Herr Präsident! Meine Damen und Herren! Am Anfang habe ich gedacht, Kollege Müller setzt sich halbwegs ernsthaft mit dem Thema auseinander, was ihm wohl nicht wirklich möglich ist. Gleichwohl stelle ich fest, Herr Kollege Müller, dass Sie heute sehr milde gestimmt sind. Vielleicht ist das auch dem Aufstieg des 1. FC geschuldet. So moderat kennt man Sie sonst nicht.
Aber das Thema ist viel zu ernst. Wenn Ertrinken die zweithäufigste Todesursache von Kindern ist, sollte man den Spaß beiseitelassen. Man muss feststellen, dass rund ein Viertel der Grundschuldkinder nicht schwimmen kann. Das sollte uns nicht nur alarmieren, sondern muss abgeschafft und geändert werden.
Vor einiger Zeit hatte man durchaus den Eindruck, als wäre sich die Landesregierung dieser Problematik bewusst. Das galt mehr für den Innenminister als für die Schulministerin. Dieser Umstand macht im Übrigen deutlich, dass für den Schwimmunterricht und für das Schwimmen zwei verschiedene Ministerien zuständig sind, nämlich das Innenministerium und das Schulministerium. Das zeigt die ganze Krux und mit welchen Schwierigkeiten wir es hier zu tun haben.
Der Innenminister taucht plötzlich in der Schwimmszene auf und präsentiert eine QuietschFidel-Kampagne – ich muss sagen, das ist eine Kampagne –, und er startet sie großflächig: schöne Fotos, der Innenminister
im Kreis fröhlicher Kinder. Das war im Januar 2006. Damals habe ich gedacht – das ist wirklich so, Herr Kollege Müller –, die PR-Maschine läuft wie geschmiert. Aber immerhin hatte der Innenminister ein wichtiges Thema aufgegriffen. Deswegen habe ich es ihm durchgehen lassen. Heute wissen wir: Das war nur eine PR-Aktion, und mehr war das Ganze nicht.
So schnell, wie der schwimmende Innenminister aufgetaucht ist, so schnell ist er auch wieder abgetaucht.
Mittlerweile ist das dreißig Monate her. Und was hat das bisher bewirkt? Was ist seitdem geschehen? – Fakt ist: Jedes Jahr im Mai eine Aktionswoche; Fakt ist: Es sind einige Schwimmkurse ge
fördert worden, aber erreicht wurden von den Nichtschwimmern nur ganz wenige Prozente. Das haben meine lieben Kolleginnen und Kollegen aus dem Sportausschuss in der Sitzung in Bocholt übereinstimmend festgestellt. Das Problem ist damit leider nicht gelöst worden.
Ich stelle fest: Die Situation der Nichtschwimmer hat sich nicht wesentlich verbessert. Die Anzahl der Nichtschwimmer ist nahezu gleich geblieben. Die DLRG läuft im Übrigen Sturm und wendet sich an die Politik. Was soll sie auch tun?
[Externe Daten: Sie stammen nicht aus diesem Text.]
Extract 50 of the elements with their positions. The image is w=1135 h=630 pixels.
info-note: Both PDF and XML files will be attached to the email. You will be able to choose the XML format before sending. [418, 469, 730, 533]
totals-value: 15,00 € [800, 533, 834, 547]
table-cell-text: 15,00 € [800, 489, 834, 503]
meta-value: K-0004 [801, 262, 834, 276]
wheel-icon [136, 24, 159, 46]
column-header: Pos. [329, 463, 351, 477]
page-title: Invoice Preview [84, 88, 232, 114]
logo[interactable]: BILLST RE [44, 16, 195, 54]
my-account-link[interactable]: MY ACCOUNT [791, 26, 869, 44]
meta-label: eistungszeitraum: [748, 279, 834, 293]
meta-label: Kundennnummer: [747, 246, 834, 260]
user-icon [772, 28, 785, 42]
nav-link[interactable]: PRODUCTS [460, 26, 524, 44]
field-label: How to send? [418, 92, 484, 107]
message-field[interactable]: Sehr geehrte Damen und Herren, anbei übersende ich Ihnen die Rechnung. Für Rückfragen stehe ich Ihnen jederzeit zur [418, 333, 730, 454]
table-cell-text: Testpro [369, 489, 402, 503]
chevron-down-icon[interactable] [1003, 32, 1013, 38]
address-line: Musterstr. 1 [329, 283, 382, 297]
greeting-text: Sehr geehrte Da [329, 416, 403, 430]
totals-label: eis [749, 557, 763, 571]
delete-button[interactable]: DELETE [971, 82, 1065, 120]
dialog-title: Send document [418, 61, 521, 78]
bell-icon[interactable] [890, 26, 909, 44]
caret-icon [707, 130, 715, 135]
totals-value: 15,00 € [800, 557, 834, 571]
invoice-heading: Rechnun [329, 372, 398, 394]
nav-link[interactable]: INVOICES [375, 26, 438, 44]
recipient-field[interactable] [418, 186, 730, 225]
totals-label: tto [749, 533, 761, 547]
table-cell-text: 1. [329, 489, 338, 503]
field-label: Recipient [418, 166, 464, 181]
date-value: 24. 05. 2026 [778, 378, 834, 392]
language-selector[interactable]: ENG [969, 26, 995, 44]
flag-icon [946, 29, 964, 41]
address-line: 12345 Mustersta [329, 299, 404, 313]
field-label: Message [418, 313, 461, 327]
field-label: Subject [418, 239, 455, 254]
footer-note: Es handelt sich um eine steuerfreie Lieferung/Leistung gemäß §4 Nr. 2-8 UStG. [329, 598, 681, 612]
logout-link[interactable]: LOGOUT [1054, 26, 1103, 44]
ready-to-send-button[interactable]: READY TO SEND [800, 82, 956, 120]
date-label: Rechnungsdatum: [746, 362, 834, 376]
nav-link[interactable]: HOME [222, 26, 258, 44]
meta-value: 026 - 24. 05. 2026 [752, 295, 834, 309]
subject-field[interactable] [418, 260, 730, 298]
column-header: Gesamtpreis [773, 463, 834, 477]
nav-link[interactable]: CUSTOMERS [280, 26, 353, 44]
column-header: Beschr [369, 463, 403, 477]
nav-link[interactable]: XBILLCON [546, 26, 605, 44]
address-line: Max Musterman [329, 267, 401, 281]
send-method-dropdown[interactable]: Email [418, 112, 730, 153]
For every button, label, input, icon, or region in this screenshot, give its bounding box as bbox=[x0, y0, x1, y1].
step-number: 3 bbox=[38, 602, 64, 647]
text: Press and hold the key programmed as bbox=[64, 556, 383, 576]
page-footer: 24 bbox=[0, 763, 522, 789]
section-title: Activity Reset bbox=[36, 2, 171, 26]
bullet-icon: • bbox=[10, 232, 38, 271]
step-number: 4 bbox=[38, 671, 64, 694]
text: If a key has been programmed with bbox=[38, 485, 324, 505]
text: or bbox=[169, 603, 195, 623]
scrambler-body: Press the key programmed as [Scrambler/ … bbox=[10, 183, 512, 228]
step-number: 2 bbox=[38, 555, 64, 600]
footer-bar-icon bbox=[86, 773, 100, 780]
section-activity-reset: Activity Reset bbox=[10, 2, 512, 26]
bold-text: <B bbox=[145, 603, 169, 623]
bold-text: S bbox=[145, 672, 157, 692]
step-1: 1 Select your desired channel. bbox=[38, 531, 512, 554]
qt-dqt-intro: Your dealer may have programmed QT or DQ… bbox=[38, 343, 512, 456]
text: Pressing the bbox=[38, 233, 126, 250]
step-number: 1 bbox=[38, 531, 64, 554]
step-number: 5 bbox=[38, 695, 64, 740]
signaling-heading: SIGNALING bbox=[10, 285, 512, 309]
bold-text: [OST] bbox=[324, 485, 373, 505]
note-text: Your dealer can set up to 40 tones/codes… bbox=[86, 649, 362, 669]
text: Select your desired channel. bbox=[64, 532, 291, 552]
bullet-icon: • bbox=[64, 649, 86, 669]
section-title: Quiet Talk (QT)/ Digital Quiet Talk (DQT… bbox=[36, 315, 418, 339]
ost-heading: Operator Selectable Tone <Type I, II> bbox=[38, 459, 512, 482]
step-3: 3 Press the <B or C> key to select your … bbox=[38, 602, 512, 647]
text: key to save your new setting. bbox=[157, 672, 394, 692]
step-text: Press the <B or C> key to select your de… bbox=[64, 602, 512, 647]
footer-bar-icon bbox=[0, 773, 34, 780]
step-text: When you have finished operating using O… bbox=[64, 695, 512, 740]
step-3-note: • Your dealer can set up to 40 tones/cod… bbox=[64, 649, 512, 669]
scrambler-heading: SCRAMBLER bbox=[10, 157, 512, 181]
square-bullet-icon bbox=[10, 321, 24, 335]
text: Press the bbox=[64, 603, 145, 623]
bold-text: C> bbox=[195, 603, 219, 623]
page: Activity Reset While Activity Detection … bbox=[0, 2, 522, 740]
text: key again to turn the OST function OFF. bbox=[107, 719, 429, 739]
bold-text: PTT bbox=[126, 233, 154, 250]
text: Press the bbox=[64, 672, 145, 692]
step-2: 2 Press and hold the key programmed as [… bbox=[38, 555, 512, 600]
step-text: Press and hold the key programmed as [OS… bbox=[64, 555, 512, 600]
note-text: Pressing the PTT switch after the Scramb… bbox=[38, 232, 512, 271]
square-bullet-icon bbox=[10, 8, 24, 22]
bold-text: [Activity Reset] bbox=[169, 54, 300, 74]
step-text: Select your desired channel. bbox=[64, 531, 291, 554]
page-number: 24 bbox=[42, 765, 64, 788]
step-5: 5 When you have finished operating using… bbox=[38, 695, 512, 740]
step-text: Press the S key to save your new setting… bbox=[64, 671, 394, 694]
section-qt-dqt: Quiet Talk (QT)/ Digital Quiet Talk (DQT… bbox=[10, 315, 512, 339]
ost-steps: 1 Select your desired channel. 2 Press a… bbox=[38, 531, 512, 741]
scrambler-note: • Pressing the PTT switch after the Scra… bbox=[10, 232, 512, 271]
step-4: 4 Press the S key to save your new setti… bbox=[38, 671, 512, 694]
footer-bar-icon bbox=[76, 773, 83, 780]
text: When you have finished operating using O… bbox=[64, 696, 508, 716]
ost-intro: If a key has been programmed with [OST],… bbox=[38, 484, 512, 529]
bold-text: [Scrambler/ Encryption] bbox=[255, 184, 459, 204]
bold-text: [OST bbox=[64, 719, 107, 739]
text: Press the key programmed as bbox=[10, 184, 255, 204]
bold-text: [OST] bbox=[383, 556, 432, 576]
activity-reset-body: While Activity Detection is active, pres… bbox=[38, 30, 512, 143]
Sie hofft zumindest.
Und wie stellt sich die Situation nach den gravierenden Erkenntnissen in der Sportausschusssitzung in Bocholt dar? – Aus dem Innenministerium ist außer den genannten Aktionswochen nichts entstanden, und im Schulministerium, Frau Sommer, tagt immer noch eine Arbeitsgruppe, um ein Programm aufzulegen.